Fig. 9: 2017—the mandibular teeth starting to wear.
Fig. 10: 2017—the maxillary central incisor restorations still in place but the mandibular right central almost completely worn.
Fig. 11: 2017—palatal platforms placed on the maxillary canines using Venus Diamond (Kulzer).
Fig.12: 2017—palatal platforms placed on the maxillary canines using Venus Diamond (Kulzer).
Strong, durable restorations
In 2021, the patient decided to have the two maxillary central incisor restorations replaced with a lithium disilicate crown and veneer (Fig. 13). The maxillary palatal platforms created with Venus Diamond in 2017 were still functional, and the repaired mandibular central incisal edge was still intact (Figs. 14 & 15). The original edge bonding on the other mandibular teeth still remained in place, 17 years later.
To enhance the mandibular canines and incisors, the teeth were polished with the simple-to-use and predictable Venus Supra polishing kit (Kulzer). However, it is likely that in the next two to three years they will all be replaced with Venus Diamond composite.
This case effectively demonstrates that the concept of “pausative” dentistry can be aesthetic, functional and affordable. If this patient’s teeth had been left untreated from 2004, how would they have looked 17 years later? The mandibular crowding would likely have worsened.2 The bite would probably have deepened, causing more surface loss, as there were already signs of dentine exposure. The already reduced posterior guidance would likely have worsened and more posterior teeth may have failed.

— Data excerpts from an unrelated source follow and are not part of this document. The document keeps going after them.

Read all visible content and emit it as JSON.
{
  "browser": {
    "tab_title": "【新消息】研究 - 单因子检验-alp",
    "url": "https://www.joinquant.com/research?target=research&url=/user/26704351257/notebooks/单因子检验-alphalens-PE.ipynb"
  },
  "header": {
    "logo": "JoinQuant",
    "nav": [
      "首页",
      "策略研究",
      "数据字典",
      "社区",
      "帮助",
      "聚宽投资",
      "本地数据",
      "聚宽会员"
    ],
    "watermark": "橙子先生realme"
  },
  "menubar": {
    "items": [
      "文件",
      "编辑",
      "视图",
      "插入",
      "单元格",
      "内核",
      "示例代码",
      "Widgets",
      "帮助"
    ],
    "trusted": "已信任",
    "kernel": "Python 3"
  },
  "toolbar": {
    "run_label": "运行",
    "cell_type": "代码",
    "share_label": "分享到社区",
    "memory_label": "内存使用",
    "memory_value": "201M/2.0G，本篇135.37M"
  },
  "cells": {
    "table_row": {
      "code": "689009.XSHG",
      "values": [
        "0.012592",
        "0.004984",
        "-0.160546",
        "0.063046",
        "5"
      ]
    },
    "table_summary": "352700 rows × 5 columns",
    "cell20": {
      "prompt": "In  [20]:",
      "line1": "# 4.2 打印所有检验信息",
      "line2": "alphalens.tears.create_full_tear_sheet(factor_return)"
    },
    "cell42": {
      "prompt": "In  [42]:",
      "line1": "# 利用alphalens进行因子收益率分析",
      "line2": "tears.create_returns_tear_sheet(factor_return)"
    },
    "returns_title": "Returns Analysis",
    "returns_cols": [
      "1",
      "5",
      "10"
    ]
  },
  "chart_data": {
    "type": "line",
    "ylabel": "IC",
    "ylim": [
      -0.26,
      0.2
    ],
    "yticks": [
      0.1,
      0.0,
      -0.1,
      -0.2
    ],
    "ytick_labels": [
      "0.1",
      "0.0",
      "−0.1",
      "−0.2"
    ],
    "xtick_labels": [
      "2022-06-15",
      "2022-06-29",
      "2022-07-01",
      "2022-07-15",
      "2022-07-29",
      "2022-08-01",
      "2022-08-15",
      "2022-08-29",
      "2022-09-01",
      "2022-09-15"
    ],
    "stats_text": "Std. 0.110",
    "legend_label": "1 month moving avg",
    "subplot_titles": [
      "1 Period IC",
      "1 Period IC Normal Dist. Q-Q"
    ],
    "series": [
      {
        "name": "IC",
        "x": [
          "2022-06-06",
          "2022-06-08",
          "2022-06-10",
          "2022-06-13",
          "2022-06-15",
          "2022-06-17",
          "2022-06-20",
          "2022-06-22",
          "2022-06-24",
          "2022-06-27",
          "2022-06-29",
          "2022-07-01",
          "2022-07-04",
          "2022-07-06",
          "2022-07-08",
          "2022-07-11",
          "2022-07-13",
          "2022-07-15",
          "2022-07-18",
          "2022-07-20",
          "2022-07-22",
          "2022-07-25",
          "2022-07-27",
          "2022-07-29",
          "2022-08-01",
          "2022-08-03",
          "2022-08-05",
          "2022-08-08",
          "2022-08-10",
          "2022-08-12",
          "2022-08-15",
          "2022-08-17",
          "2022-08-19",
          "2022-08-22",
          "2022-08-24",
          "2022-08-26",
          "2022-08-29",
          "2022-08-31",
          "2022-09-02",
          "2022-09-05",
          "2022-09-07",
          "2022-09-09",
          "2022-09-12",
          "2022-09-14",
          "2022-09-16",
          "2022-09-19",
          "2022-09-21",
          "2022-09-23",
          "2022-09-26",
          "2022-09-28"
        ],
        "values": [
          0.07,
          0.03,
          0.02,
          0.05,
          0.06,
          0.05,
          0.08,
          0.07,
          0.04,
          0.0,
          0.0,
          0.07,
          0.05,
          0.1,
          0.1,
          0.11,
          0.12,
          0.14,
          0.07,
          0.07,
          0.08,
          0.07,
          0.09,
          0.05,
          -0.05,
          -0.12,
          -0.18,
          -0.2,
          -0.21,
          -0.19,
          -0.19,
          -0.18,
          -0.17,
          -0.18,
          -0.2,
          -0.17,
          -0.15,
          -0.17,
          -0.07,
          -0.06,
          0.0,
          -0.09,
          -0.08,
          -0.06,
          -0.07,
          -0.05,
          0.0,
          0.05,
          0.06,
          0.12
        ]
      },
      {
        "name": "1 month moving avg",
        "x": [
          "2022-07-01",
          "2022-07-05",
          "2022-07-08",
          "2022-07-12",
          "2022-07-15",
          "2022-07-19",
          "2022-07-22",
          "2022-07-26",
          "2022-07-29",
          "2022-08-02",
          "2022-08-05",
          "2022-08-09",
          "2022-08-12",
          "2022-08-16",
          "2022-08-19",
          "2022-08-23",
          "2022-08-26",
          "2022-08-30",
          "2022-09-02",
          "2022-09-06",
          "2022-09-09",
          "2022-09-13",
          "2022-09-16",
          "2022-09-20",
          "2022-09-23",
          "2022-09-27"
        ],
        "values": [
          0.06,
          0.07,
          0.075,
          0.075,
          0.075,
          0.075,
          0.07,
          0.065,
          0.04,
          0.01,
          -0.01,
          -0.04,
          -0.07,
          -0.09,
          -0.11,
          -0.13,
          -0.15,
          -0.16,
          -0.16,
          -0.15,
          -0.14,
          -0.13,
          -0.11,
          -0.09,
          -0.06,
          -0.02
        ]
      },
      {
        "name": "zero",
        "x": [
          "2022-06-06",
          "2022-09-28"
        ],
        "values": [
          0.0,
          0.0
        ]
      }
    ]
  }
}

The “pausative” approach with alignment and direct edge bonding according to the Dahl principle can help to minimise the amount of damage in long-term cases (Fig. 16). It can help prevent further tooth surface loss and tooth positional changes and hold the occlusion in a much better position over time.
For me, interceptive care should be a goal of dentistry. Perhaps we should all be thinking more about intercepting and preventing obvious issues becoming predictable problems later on. With this approach, the goal could really be lifetime care.